Handly Wicham has produced some excellent reference materials covering R programming and Data Science with R. Although these references cover advanced topics, they are quite accessible and well-written.
A popular place to ask questions is Stack Overflow. The R community also maintains some email lists. Generally you will want to do a good bit of searching for answers before posting questions on these sites.
For those without any R background, work through the basic Data Camp R tutorial. Another excellent tutorial for first-timers is Try R. You might look at R Examples.

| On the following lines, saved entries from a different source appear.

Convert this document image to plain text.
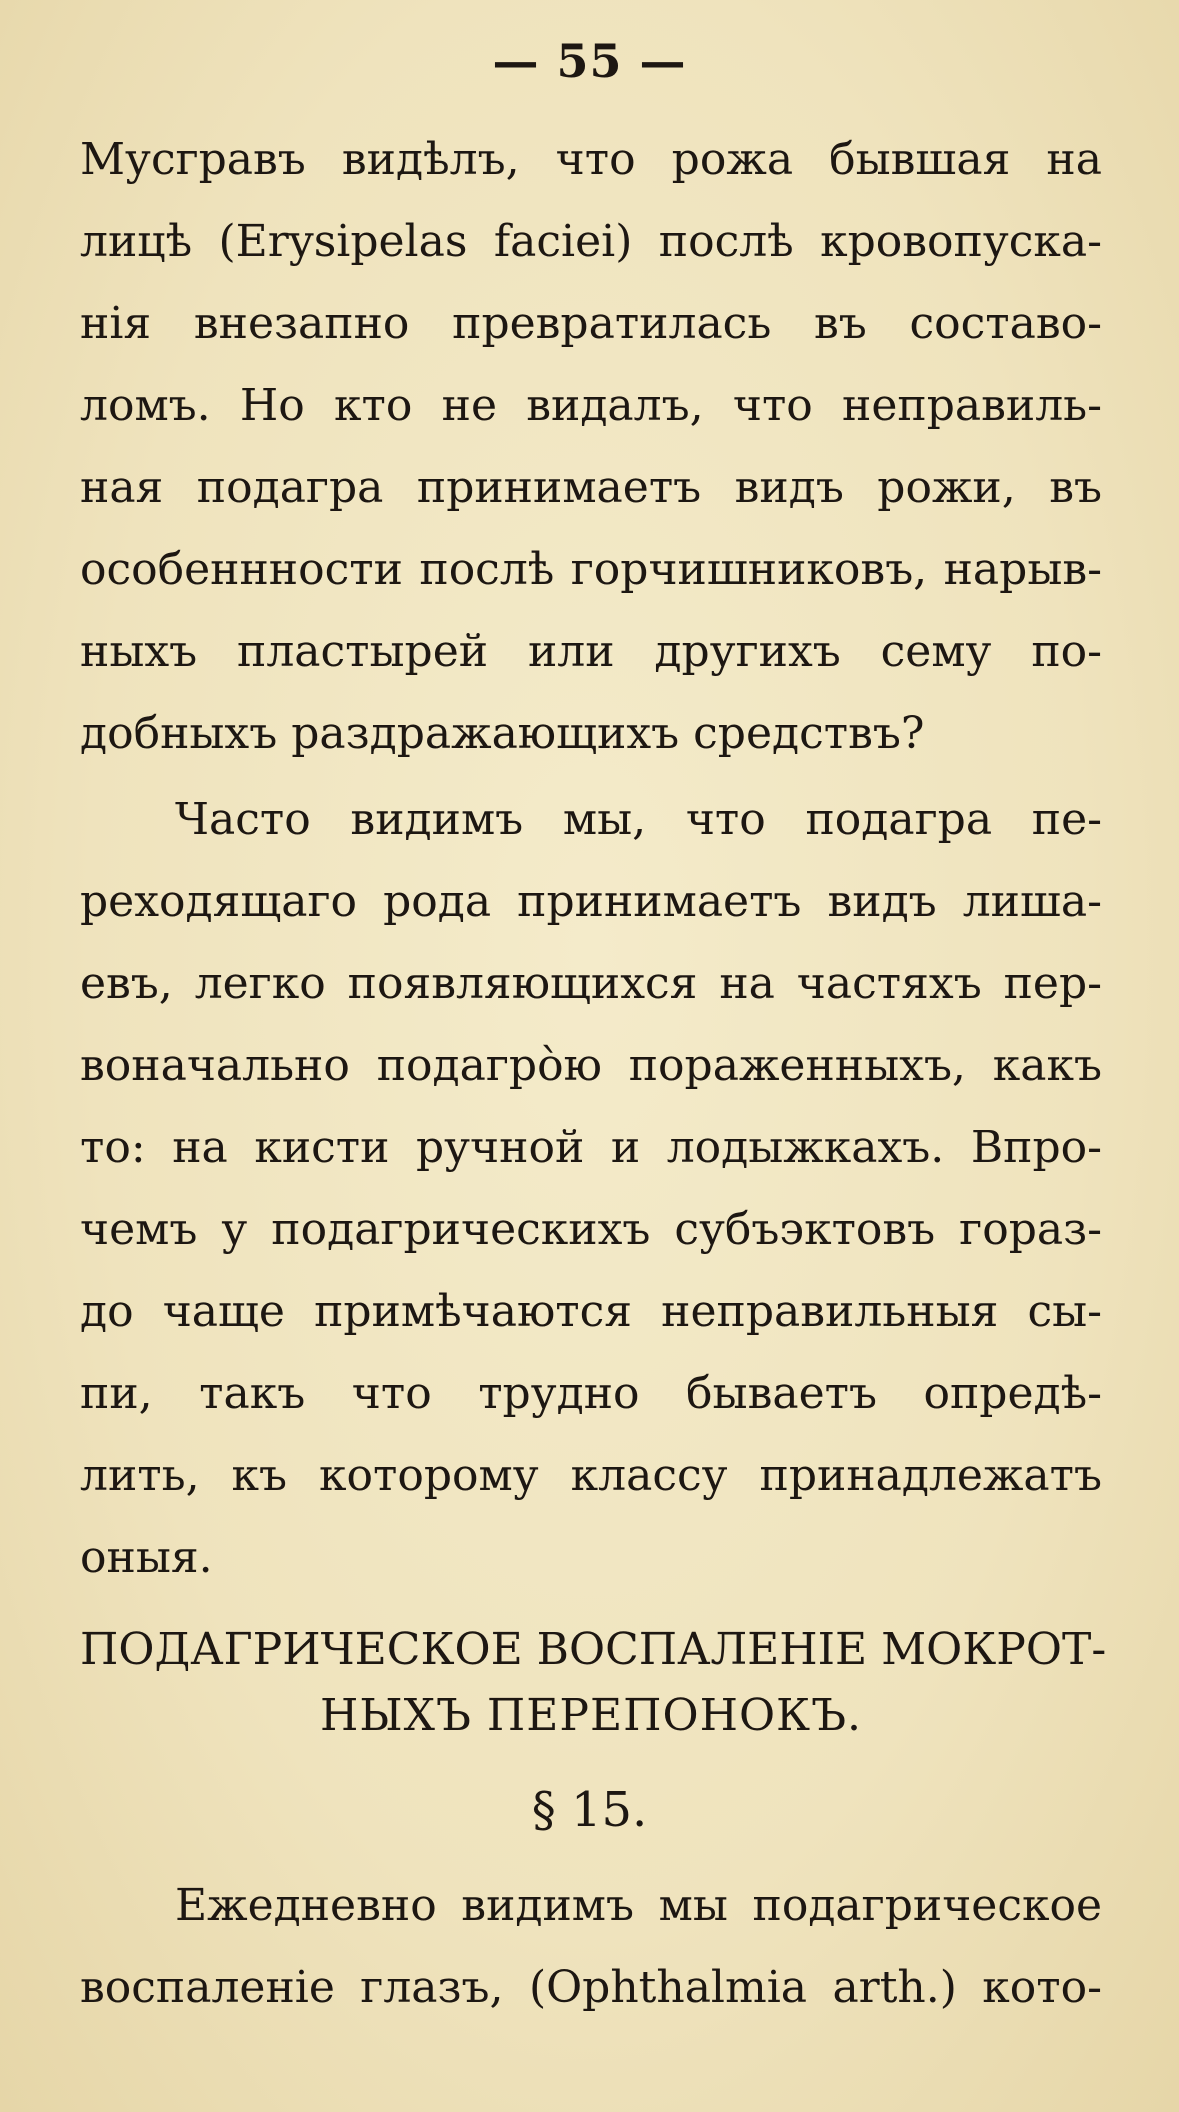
— 55 —
Мусгравъ видѣлъ, что рожа бывшая на
лицѣ (Erysipelas faciei) послѣ кровопуска-
нія внезапно превратилась въ составо-
ломъ. Но кто не видалъ, что неправиль-
ная подагра принимаетъ видъ рожи, въ
особеннности послѣ горчишниковъ, нарыв-
ныхъ пластырей или другихъ сему по-
добныхъ раздражающихъ средствъ?
Часто видимъ мы, что подагра пе-
реходящаго рода принимаетъ видъ лиша-
евъ, легко появляющихся на частяхъ пер-
воначально подагрòю пораженныхъ, какъ
то: на кисти ручной и лодыжкахъ. Впро-
чемъ у подагрическихъ субъэктовъ гораз-
до чаще примѣчаются неправильныя сы-
пи, такъ что трудно бываетъ опредѣ-
лить, къ которому классу принадлежатъ
оныя.
ПОДАГРИЧЕСКОЕ ВОСПАЛЕНІЕ МОКРОТ-
НЫХЪ ПЕРЕПОНОКЪ.
§ 15.
Ежедневно видимъ мы подагрическое
воспаленіе глазъ, (Ophthalmia arth.) кото-
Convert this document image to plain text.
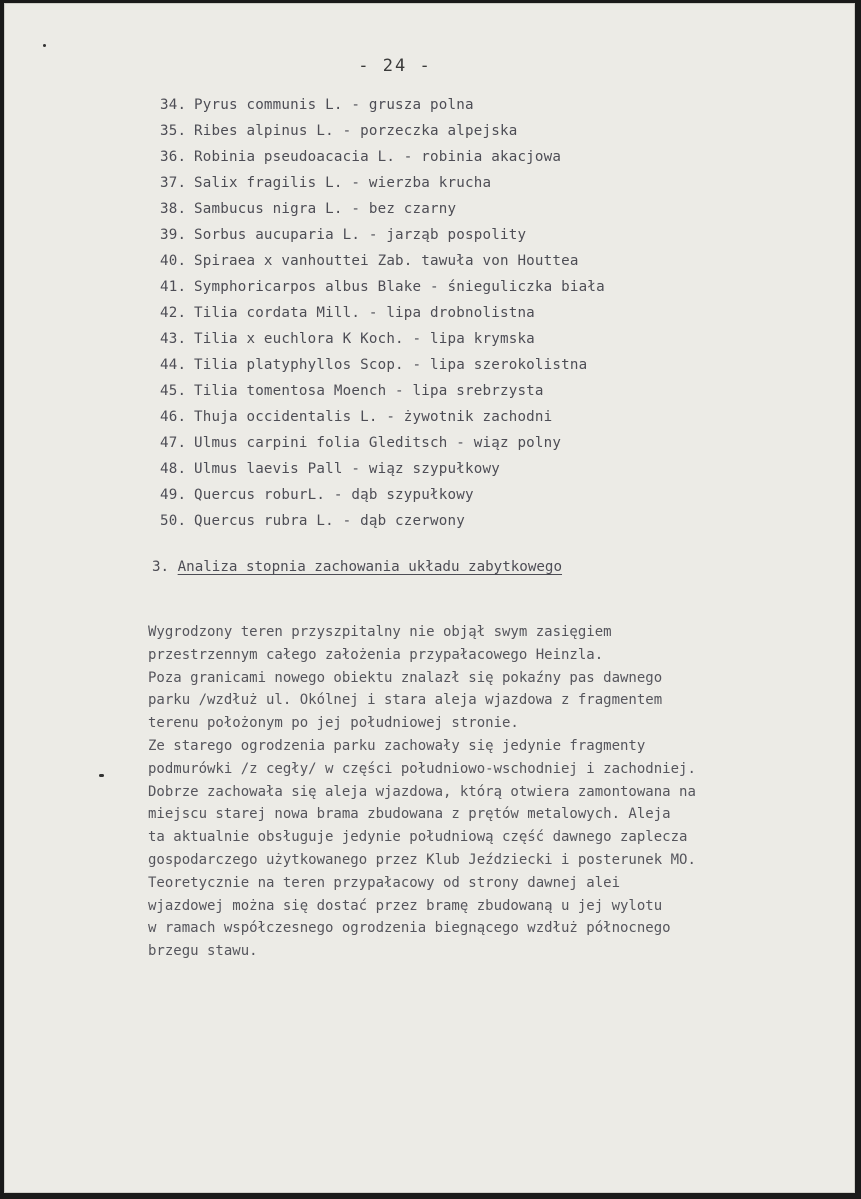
- 24 -
34. Pyrus communis L. - grusza polna
35. Ribes alpinus L. - porzeczka alpejska
36. Robinia pseudoacacia L. - robinia akacjowa
37. Salix fragilis L. - wierzba krucha
38. Sambucus nigra L. - bez czarny
39. Sorbus aucuparia L. - jarząb pospolity
40. Spiraea x vanhouttei Zab. tawuła von Houttea
41. Symphoricarpos albus Blake - śnieguliczka biała
42. Tilia cordata Mill. - lipa drobnolistna
43. Tilia x euchlora K Koch. - lipa krymska
44. Tilia platyphyllos Scop. - lipa szerokolistna
45. Tilia tomentosa Moench - lipa srebrzysta
46. Thuja occidentalis L. - żywotnik zachodni
47. Ulmus carpini folia Gleditsch - wiąz polny
48. Ulmus laevis Pall - wiąz szypułkowy
49. Quercus roburL. - dąb szypułkowy
50. Quercus rubra L. - dąb czerwony
3. Analiza stopnia zachowania układu zabytkowego
Wygrodzony teren przyszpitalny nie objął swym zasięgiem
przestrzennym całego założenia przypałacowego Heinzla.
Poza granicami nowego obiektu znalazł się pokaźny pas dawnego
parku /wzdłuż ul. Okólnej i stara aleja wjazdowa z fragmentem
terenu położonym po jej południowej stronie.
Ze starego ogrodzenia parku zachowały się jedynie fragmenty
podmurówki /z cegły/ w części południowo-wschodniej i zachodniej.
Dobrze zachowała się aleja wjazdowa, którą otwiera zamontowana na
miejscu starej nowa brama zbudowana z prętów metalowych. Aleja
ta aktualnie obsługuje jedynie południową część dawnego zaplecza
gospodarczego użytkowanego przez Klub Jeździecki i posterunek MO.
Teoretycznie na teren przypałacowy od strony dawnej alei
wjazdowej można się dostać przez bramę zbudowaną u jej wylotu
w ramach współczesnego ogrodzenia biegnącego wzdłuż północnego
brzegu stawu.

Read up on creating R Markdown documents. I urge you to use R Markdown as your default way to interact with R. This is the gateway to reproducible research.
Next you might consider working through the first few chapters of the R for Data Science book and, in particular, the chapter on visualization. This may seem a steep hill to climb however making plots is really an entertaining way to begin working in R.
Check out the chapters on data structures, subsetting and functions in Advanced R. The presentation is quite accessible to beginners.
Take a look at the chapters on transformations, tibbles and pipes in R for Data Science. These are building blocks for applying high-level functions to tabular data.
With a few hours of effort, you should be able to begin using R. Remember that it takes years to become an expert, so be patient!